强化学习实战——动态规划(DP)求最优MDP

in #cn-stem7 years ago (edited)

image source from unsplash by Stijin te Strake

之前的文章介绍了用动态规划(DP: Dynamic Programming)求解最优MDP的理论。DP求解最优MPD有两个方法,一是策略迭代(Policy Iteration),另一个就是值迭代(Value Iteration)。本篇文章就用Python编程实践这个理论。

同样的,为了方便与读者交流,所有的代码都放在了这里:

https://github.com/zht007/tensorflow-practice

1. 策略迭代(Policy Iteration)

策略迭代求解MDP需要分成两步,第一步是策略评估(Policy Evaluation),即用Bellman等式评估当前策略下的MDP值函数,直到值函数稳定收敛;第二步是根据这个收敛的值函数迭代策略,最终获得最佳MDP。

这里还是以前文的格子世界(Grid World)为例:

    T  o  o  o
    o  x  o  o
    o  o  o  o
    o  o  o  T
  • 机器人在4x4的格子世界中活动,目的地是左上角或者右下角。
  • x为机器人现在所在地位置(状态S)
  • 机器人的行动A有四个方向 (UP=0, RIGHT=1, DOWN=2, LEFT=3)。
  • 目的地外,其他地方的奖励(reward)都为"-1"

1.1 策略评估(Policy Evaluation)

首先"/ilb/envs"目录下已经将Grid World环境搭建好了,其中

S 是一个16位的向量,代表状态0到15。env.nS 可以得到所有的状态数(16)。

A是一个4位的向量,代表行动方向0到3。env.nA 可以得到行动数量(4)。

policy 是一个16 x 4 的矩阵,代表每个状态s下,该行动a的概率(action probability)

调用env.P[s] [a]可以得到一个list 包括(prob, next_state, reward, done),注意这里的prob是状态转移概率.

策略评估的函数如下

def policy_eval(policy, env, discount_factor=1.0, theta=0.00001):
    """
    Evaluate a policy given an environment and a full description of the environment's dynamics.    
    Returns:
        Vector of length env.nS representing the value function.
    """
    # Start with a random (all 0) value function
    V = np.zeros(env.nS)
    while True:
        delta = 0
        # For each state, perform a "full backup"
        for s in range(env.nS):
            v = 0
            # Look at the possible next actions
            for a, action_prob in enumerate(policy[s]):
                # For each action, look at the possible next states...
                for  prob, next_state, reward, done in env.P[s][a]:
                    # Calculate the expected value. Ref: Sutton book eq. 4.6.
                    v += action_prob * prob * (reward + discount_factor * V[next_state])
            # How much our value function changed (across any states)
            delta = max(delta, np.abs(v - V[s]))
            V[s] = v
        # Stop evaluating once our value function change is below a threshold
        if delta < theta:
            break
    return np.array(V)

该部分代码参考github with MIT license

这里涉及到多个循环,最外层"while"循环是迭代循环;第一个"for"循环是遍历所有状态;第二个'for‘循环是遍历该s的policy,得到a 和 action probiliby;最里层的'for'循环最为重要,调用的是Bellman Equation

 v += action_prob * prob * (reward + discount_factor * V[next_state])

我们将随机策略带入函数中,最终获得收敛的值函数。

random_policy = np.ones([env.nS, env.nA]) / env.nA
v = policy_eval(random_policy, env)

--V output--
Grid Value Function:
[[  0.         -13.99993529 -19.99990698 -21.99989761]
 [-13.99993529 -17.9999206  -19.99991379 -19.99991477]
 [-19.99990698 -19.99991379 -17.99992725 -13.99994569]
 [-21.99989761 -19.99991477 -13.99994569   0.        ]]
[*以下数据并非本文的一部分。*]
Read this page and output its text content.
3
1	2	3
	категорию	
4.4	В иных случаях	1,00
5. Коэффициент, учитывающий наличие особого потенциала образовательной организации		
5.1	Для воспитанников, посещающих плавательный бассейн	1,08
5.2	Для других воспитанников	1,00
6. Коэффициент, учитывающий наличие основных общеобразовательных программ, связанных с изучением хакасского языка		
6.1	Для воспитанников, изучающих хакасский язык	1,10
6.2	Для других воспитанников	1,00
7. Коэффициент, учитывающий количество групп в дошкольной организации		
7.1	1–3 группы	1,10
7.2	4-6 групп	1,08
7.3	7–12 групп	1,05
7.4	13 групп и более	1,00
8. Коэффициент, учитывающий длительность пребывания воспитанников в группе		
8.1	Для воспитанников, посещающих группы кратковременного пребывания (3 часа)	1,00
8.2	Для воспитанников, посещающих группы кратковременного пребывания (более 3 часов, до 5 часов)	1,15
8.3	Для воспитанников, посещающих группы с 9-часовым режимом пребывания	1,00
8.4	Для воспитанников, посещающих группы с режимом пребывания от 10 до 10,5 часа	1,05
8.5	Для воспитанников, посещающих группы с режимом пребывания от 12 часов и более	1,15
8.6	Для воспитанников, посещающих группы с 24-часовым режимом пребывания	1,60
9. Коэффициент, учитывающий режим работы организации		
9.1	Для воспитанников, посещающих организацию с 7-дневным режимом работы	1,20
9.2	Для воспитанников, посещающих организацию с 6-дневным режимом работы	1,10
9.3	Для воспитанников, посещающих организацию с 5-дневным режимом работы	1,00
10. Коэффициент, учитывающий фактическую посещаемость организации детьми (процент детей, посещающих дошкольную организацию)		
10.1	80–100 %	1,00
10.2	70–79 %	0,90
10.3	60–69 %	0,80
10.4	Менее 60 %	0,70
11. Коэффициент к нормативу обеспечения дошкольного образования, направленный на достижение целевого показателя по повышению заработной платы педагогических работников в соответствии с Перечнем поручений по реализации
该部分代码参考github with MIT license

1.2 策略改进(Policy Improvement)

根据策略评估得到的V函数,通过Greedy的方法选择下一步值函数最大的行动,用这种方法迭代改进策略,就能得到最佳策略。

这里需要创建帮助函数,one step lookahead,看看在该状态下不同的行动获得的状态函数是多少,同样使用了Bellman Equation

    def one_step_lookahead(state, V):
        A = np.zeros(env.nA)
        for a in range(env.nA):
            for prob, next_state, reward, done in env.P[state][a]:
                A[a] += prob * (reward + discount_factor * V[next_state])
        return A

该部分代码参考github with MIT license

接着,将策略评估得到的值函数带入"one_step_lookahead"得到不同行动下的状态函数。选择"获利"最大的行动,将这个行动的action probablity设为"1",其他action设为"0" , 这样即完成了策略改进。最后通过迭代可获得最佳策略和最佳值函数。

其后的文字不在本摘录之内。